Ainsi, il apparaît que par l’émergence d’effets externes, « le rendement social du capital (est) supérieur à son rendement privé[1] ». Prenons l’exemple d’une plateforme d’échange (Deezer, YouTube etc.). L’arrivée sur ce réseau d’un utilisateur supplémentaire accroit l’utilisé de ce réseau pour l’ensemble des utilisateurs. Ainsi, cette connexion supplémentaire génère une externalité positive, et le bénéfice social qu’elle produit est supérieur au seul bénéfice privé de l’utilisateur n+1.
Se pose dès lors la question de la production de ces externalités.
Dans le cadre de Romer, la recherche est plus le fruit de la production des entreprises. L’Etat doit ici encore intervenir pour garantir la propriété intellectuelle, incitation à rechercher, tout en permettant la diffusion des nouvelles idées, pour ne pas laisser une trop grande et nuisible rente de monopoles aux entreprises innovantes. Le progrès technique implique la recherche d’un nécessaire et difficile équilibre entre rendement privé et rendement public.
Endogénéiser le progrès technique et envisager la production d’externalités positives a des implications théoriques et politiques. Quelles sont-elles ?
Si l’Etat doit intervenir pour financer les externalités de recherche…
La prise en compte de la connaissance, du capital humain et de la R&D s’appuie sur une hypothèse nouvelle : les rendements d’échelles sont désormais croissants. Dès lors, deux grands types de modèles peuvent être distingués en fonction du statut qu’ils confèrent aux connaissances : présentées comme un produit dérivé pour Arrow, elles sont le résultat d’une production pour Romer.
Que l’accent soit mis sur la R&D (Romer) ou sur le système éducatif (Lucas), ces théories posent une question essentielle : celle de l’intervention publique dans la production des externalités.
Tout d’abord, Il convient de souligner que l’importance des dépenses publiques dans la théorie de la croissance endogène n’est pas du même ordre que celle de l’intervention étatique keynésienne. Alors que selon ce dernier, les dépenses publiques sont facteurs de croissance par un effet de demande, l’intervention de l’Etat repose ici sur un effet d’offre.
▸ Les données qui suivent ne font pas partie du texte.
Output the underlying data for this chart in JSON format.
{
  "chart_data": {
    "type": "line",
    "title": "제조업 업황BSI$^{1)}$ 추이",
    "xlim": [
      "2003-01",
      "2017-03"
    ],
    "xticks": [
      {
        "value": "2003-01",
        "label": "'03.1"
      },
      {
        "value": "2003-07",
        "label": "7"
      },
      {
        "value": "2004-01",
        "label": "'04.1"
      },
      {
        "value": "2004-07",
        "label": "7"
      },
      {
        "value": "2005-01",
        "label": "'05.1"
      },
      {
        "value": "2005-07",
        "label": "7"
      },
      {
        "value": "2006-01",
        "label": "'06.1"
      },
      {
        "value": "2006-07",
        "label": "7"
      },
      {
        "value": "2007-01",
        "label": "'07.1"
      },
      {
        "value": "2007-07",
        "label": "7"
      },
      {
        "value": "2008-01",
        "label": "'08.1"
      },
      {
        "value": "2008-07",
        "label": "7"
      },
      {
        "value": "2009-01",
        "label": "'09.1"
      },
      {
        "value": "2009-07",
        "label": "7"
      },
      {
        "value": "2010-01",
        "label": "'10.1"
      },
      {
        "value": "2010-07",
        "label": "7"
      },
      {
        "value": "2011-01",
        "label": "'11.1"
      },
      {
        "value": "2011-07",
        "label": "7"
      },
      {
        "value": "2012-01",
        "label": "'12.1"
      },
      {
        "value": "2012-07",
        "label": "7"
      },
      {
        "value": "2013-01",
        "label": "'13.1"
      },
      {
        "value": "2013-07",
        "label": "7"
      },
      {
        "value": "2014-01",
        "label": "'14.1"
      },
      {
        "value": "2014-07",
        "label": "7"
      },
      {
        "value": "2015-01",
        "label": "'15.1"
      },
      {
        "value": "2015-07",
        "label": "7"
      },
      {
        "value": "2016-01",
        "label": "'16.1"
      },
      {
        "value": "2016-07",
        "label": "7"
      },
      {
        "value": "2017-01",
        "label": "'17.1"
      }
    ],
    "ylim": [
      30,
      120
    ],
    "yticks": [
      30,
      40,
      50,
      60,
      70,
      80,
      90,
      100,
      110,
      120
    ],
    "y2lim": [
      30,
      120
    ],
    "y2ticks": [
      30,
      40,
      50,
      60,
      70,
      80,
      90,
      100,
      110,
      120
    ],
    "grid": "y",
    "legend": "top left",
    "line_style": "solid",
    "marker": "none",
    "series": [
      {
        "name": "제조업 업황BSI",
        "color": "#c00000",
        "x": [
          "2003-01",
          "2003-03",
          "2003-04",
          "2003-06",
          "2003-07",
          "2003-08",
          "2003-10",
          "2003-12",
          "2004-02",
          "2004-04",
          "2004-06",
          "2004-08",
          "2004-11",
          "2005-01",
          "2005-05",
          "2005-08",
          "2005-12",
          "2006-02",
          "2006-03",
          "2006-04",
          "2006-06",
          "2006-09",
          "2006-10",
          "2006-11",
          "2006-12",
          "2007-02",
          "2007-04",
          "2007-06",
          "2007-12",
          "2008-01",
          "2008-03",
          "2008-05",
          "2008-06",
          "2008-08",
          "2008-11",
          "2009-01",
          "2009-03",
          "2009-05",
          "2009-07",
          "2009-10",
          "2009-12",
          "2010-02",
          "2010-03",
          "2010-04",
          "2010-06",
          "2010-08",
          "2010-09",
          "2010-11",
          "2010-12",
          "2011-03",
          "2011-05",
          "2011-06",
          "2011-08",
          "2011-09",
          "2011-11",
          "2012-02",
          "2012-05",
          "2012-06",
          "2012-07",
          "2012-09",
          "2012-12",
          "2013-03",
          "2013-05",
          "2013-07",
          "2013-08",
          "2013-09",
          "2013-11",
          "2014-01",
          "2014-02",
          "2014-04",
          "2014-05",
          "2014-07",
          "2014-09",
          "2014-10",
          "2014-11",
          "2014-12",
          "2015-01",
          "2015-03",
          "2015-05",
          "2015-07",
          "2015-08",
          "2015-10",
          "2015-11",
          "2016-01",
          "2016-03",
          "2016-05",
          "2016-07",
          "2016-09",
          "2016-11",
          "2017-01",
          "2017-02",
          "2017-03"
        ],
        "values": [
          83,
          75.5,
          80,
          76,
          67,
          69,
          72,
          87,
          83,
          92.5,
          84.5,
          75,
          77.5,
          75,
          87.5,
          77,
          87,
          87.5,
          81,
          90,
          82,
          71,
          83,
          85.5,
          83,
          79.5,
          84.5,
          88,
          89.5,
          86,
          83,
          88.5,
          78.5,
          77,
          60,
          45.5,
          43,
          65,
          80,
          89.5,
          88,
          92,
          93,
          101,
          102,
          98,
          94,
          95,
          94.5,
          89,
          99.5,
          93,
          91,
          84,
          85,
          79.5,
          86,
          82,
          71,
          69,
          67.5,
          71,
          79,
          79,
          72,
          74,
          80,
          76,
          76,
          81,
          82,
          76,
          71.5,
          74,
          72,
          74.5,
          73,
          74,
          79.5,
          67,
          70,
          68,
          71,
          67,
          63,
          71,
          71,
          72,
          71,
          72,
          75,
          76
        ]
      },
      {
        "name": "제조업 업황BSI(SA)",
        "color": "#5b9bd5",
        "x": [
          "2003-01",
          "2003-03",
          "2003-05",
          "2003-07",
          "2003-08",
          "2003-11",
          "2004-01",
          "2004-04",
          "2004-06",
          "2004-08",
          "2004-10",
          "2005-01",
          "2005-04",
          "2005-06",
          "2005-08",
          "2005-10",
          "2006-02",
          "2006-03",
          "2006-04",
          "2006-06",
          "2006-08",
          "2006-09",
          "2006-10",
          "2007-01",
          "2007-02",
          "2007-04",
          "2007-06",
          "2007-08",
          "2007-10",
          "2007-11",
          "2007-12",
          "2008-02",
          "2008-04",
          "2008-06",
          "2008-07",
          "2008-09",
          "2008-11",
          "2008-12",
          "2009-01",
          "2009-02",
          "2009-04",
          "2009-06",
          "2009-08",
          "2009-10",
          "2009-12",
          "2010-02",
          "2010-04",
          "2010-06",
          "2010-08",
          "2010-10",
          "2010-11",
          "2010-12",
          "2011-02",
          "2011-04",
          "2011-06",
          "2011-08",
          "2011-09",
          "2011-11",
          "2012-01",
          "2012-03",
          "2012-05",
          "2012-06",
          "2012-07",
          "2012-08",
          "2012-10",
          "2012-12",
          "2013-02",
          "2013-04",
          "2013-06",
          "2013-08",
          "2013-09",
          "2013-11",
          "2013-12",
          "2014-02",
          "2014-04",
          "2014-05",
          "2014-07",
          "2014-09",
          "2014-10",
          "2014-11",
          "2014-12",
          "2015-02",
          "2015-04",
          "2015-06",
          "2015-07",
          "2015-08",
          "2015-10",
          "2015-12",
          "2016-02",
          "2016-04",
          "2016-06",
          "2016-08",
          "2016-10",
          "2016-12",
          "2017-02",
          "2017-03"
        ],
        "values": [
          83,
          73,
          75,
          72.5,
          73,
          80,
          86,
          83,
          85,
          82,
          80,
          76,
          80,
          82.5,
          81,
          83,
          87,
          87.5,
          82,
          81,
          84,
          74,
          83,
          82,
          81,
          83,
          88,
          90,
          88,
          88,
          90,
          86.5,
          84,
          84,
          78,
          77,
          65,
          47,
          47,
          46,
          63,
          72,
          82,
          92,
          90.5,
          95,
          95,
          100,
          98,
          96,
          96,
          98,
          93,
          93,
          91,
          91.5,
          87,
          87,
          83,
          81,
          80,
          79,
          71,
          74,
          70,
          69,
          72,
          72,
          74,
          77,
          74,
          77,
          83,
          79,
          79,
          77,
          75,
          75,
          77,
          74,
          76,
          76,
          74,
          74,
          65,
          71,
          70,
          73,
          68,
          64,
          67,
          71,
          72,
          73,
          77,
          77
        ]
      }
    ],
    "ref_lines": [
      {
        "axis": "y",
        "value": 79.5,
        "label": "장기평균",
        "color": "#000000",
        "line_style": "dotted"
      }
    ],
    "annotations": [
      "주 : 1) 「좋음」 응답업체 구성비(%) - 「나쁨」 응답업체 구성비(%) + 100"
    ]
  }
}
Le développement d’infrastructures publiques, ou plus généralement les dépenses publiques, sont ici considérées comme un facteur de production bloquant la contraction des rendements marginaux du capital.
… Se pose cependant la question de son degré d’intervention.
Si les théoriciens de la croissance endogène ont placé l’éducation au cœur de leurs modèles (notamment Lucas), cela ne répond pas pour autant à la question du degré d’intervention de l’Etat. Par exemple, certains économistes ont mis en avant le caractère distortionnaire de l’éducation publique, soulignant que des subventions à l’éducation privée généraient davantage de croissance (Zhang, 1996).
La question du niveau optimal d’intervention publique soulève le problème du coût de la production des externalités. En effet, le financement par la fiscalité des dépenses publiques réduit la rentabilité de l’investissement privé. L’intervention de l’Etat est donc susceptible de faire naitre une distorsion, entrainant une baisse du niveau de la production. En ce sens, il convient pour l’Etat de procéder à un arbitrage entre le fruit de son intervention et l’effet d’éviction inhérent à cette même intervention.
Ces distorsions dues à la fiscalité ont été formalisées par Barro et Sala-i-Martin qui mettent en avant le caractère non linéaire du lien entre taux d’imposition et taux de croissance. Ils expliquent ainsi qu’il existe un taux d’imposition optimal, au delà duquel la contribution de l’Etat à la PGF est décroissante.
[1] Politique Economique, A. Bénassy-Quéré ; Benoit Coeuré ; Pierre Jacquet ; Jean Pisani-Ferry, Ouvertures Economiques, 2004.